Marta è nata a Ciano per un puro caso. Il padre, maestro originario di Reggio Calabria, aveva avuto un incarico temporaneo in una scuola elementare di quella zona. Appena la protagonista scopre che c'è un Convegno sui megaliti a Nardodipace, avverte una strana trepidazione, delle sensazioni irrazionali, che la spingono a partire ed incontrarsi con il suo passato.
Nel compiere questo viaggio verso la terra dove è nata, incontra vecchi e nuovi amici tra cui Angelo Prinzi, Franco Moreno, Alfredo e la suocera di lui – Antonina. Antonina le narra la strana storia di un'ostetrica, venuta da Padula, vissuta per poco tempo a Nardodipace per poi far perdere le proprie tracce. E' questo l'inizio del mistero che pervade il racconto. Questa digressione è importante perché anticipa al lettore notizie necessarie per capire meglio il proseguimento della storia.

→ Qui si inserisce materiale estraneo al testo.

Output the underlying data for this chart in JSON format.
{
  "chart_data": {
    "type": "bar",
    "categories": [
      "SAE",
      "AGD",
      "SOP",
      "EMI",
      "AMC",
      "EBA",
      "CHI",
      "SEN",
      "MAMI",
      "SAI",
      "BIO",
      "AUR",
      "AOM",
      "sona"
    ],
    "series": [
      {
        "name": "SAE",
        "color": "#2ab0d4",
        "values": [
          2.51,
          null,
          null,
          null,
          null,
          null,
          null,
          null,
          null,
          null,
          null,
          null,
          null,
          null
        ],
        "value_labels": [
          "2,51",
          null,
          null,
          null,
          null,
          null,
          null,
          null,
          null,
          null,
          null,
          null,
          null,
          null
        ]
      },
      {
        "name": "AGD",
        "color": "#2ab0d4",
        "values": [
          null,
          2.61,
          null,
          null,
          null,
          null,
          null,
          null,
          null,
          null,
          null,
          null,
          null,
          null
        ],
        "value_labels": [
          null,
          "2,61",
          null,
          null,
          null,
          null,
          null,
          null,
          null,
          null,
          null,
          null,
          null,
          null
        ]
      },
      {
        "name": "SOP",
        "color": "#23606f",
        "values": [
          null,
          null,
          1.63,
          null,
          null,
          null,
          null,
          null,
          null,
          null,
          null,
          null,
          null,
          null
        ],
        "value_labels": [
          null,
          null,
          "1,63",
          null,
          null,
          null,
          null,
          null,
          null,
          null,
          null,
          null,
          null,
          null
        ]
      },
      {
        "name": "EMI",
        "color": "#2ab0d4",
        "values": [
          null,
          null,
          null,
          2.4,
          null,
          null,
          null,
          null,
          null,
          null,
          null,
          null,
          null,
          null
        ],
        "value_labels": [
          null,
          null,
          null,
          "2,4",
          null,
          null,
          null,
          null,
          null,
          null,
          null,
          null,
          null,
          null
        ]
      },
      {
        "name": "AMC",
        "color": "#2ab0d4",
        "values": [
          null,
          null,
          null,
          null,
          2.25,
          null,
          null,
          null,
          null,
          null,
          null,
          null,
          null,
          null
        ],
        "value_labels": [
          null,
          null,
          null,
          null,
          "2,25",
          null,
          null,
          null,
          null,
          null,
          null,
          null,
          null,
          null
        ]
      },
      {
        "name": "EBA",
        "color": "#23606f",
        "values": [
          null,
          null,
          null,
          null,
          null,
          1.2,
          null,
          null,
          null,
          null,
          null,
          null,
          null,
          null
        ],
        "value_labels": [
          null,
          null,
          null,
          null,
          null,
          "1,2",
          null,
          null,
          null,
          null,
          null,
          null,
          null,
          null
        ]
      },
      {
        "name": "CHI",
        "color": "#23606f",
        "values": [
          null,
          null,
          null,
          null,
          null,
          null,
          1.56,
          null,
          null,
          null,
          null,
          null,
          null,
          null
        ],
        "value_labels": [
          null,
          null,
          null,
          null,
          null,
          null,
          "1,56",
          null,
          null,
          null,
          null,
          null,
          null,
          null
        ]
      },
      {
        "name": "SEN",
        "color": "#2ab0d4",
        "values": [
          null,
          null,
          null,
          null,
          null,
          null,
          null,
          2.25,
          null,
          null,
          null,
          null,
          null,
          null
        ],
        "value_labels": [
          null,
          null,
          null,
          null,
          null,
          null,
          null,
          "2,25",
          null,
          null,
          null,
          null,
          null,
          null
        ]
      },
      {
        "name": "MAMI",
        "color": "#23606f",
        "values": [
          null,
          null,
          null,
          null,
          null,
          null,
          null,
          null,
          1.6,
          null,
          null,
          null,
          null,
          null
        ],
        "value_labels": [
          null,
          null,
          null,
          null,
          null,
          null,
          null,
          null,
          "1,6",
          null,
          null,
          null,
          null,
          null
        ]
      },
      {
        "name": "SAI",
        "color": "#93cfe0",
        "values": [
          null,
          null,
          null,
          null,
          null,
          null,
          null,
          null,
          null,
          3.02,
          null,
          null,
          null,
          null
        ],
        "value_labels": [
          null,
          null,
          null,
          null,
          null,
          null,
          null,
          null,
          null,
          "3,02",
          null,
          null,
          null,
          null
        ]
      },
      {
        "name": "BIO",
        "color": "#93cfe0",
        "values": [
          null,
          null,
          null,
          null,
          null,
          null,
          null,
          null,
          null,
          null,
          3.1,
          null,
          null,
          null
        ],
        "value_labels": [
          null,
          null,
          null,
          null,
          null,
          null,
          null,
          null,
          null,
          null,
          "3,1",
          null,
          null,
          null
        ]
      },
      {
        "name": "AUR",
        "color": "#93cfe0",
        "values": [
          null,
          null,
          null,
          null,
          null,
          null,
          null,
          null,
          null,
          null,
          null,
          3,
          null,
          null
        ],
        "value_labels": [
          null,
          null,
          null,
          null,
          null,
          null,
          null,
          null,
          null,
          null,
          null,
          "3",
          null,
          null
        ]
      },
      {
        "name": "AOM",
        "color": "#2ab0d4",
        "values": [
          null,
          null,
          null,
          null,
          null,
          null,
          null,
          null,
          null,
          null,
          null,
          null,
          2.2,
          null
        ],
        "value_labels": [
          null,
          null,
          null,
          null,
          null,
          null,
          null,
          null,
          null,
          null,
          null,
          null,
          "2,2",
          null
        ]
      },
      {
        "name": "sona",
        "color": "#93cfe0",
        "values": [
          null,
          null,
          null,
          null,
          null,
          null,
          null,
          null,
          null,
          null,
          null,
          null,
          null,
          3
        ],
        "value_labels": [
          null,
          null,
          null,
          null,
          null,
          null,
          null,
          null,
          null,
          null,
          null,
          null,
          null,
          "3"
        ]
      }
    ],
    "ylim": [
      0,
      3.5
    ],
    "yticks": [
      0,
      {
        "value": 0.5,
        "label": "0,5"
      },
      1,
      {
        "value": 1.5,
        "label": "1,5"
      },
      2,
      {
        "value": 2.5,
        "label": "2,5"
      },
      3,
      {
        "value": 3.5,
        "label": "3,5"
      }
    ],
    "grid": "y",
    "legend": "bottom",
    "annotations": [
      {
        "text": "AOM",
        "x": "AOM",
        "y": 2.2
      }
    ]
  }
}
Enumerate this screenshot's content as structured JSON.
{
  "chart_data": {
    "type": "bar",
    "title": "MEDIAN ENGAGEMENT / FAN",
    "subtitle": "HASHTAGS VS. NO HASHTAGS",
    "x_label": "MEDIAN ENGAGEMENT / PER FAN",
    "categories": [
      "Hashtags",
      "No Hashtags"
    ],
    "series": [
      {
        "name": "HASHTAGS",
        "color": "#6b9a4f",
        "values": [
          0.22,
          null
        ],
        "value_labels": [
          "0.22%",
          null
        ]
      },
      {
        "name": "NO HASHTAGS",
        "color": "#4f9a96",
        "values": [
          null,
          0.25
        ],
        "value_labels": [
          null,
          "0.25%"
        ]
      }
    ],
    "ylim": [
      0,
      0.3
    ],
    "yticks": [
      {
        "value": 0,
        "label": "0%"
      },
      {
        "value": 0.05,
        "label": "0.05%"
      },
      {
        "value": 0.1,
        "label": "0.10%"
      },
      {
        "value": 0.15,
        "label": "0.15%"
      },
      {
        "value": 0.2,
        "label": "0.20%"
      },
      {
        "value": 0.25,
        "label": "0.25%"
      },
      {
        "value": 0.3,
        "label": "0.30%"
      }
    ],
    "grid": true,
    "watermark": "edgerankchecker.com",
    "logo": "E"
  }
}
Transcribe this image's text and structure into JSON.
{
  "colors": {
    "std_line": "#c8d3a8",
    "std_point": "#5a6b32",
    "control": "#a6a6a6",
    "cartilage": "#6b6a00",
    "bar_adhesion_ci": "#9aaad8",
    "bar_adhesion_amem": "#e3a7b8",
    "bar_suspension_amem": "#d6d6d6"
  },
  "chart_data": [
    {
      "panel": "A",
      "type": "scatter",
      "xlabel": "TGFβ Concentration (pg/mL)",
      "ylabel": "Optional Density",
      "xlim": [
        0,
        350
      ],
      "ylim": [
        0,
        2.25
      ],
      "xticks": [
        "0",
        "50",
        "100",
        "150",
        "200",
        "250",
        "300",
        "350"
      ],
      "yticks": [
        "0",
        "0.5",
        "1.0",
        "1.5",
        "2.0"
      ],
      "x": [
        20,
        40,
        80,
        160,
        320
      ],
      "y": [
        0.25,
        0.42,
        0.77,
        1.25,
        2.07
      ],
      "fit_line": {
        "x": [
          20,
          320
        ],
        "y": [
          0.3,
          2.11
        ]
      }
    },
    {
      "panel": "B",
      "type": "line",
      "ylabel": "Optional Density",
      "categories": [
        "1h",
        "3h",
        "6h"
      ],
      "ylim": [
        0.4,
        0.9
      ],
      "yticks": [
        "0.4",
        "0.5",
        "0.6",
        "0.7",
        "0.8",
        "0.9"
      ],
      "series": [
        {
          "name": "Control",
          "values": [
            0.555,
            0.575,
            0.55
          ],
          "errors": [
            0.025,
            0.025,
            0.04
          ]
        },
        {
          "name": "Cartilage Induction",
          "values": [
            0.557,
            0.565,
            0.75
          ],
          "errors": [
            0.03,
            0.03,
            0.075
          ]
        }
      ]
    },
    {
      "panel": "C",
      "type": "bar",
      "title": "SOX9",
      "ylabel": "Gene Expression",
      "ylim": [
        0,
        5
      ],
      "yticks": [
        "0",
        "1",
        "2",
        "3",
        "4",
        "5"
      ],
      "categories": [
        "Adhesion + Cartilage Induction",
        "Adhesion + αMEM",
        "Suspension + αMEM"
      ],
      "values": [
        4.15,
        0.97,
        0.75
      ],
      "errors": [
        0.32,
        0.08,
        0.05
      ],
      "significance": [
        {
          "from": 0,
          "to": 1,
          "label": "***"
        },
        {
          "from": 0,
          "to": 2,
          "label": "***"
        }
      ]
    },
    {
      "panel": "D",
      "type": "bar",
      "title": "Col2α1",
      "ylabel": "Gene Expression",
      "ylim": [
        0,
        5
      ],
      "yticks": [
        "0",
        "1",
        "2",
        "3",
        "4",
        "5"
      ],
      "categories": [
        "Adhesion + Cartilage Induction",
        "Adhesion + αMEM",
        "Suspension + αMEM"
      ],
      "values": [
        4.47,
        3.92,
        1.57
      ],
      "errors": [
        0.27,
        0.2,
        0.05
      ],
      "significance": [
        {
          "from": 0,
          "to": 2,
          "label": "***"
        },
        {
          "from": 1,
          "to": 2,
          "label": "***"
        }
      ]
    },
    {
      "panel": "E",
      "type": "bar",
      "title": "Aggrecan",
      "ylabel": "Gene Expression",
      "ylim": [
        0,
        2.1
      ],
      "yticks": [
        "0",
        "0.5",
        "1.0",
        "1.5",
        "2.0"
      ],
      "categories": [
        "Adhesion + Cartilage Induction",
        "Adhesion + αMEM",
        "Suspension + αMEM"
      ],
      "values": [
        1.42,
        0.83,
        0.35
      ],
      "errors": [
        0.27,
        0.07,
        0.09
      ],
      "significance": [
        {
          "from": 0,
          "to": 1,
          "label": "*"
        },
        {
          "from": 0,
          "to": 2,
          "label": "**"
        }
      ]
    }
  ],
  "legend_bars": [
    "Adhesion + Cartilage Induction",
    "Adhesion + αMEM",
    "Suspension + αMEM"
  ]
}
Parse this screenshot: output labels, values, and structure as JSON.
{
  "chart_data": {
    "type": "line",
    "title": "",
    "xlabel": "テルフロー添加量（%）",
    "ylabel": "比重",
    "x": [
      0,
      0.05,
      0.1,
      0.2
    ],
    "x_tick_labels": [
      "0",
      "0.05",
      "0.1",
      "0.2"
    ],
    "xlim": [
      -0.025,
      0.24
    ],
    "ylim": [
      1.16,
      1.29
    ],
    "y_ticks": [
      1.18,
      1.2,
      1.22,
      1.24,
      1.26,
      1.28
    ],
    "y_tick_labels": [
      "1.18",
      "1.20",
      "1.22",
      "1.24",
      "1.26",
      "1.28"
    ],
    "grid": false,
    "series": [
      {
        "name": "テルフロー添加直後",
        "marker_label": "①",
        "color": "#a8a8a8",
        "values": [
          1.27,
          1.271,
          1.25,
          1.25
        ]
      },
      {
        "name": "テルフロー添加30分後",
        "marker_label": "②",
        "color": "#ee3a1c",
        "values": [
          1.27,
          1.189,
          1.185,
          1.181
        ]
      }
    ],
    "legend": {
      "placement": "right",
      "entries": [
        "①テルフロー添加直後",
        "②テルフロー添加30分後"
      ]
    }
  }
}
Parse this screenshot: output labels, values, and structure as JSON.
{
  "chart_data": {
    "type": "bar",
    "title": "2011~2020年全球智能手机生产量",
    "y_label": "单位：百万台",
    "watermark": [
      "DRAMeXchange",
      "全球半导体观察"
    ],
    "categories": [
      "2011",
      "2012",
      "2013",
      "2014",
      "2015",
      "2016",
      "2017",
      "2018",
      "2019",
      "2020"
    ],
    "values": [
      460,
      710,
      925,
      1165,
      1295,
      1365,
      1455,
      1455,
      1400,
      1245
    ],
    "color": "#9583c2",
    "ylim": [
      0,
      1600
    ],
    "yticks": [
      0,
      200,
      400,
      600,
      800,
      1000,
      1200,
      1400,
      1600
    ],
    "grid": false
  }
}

Marta sente di far parte di questo paese che considera il suo ignoto. Intorno alla protagonista ruotano diversi personaggi. Colui che l'accompagna nella riscoperta delle proprie radici è Alfredo, l'organizzatore del convegno. Tramite Alfredo, Marta conosce Livio, il padre di lui. Livio, personaggio cardine, è “il depositario della memoria della montagna”, come dice il narratore. Montagna, che sostanzialmente, rappresenta la coscienza di Marta e Livio e che permette loro di scoprirsi vicendevolmente. Entrambi hanno in comune il viaggio verso la terra di origine, essendo essi vissuti lontani da Nardodipace (Marta a Tornio, Livio all'estero). Inoltre, tutti e due fanno sogni non facilmente decifrabili mentre si trovano all'ombra delle pietre accastellate. Il mondo onirico dei due protagonisti si sviluppa parallelamente a quello reale, intrecciando le loro vite in un crescendo di sensazioni e sentimenti. Qui comincia la suspense. Cosa hanno in comune i due personaggi? Quale elemento magico o segreto li lega?
Il ritmo della narrazione diventa incalzante e il libro si legge tutto d'un fiato. Questo romanzo è anche un detective-story in cui non manca il colpo di scena, ossia l'improvvisa rivelazione di una verità inaspettata.
Vi suggerisco di leggere il romanzo non solo per scoprire come andrà a finire, ma soprattutto per il piacere che la lettura di un buon libro, può offrire a chi vuole viaggiare con la mente.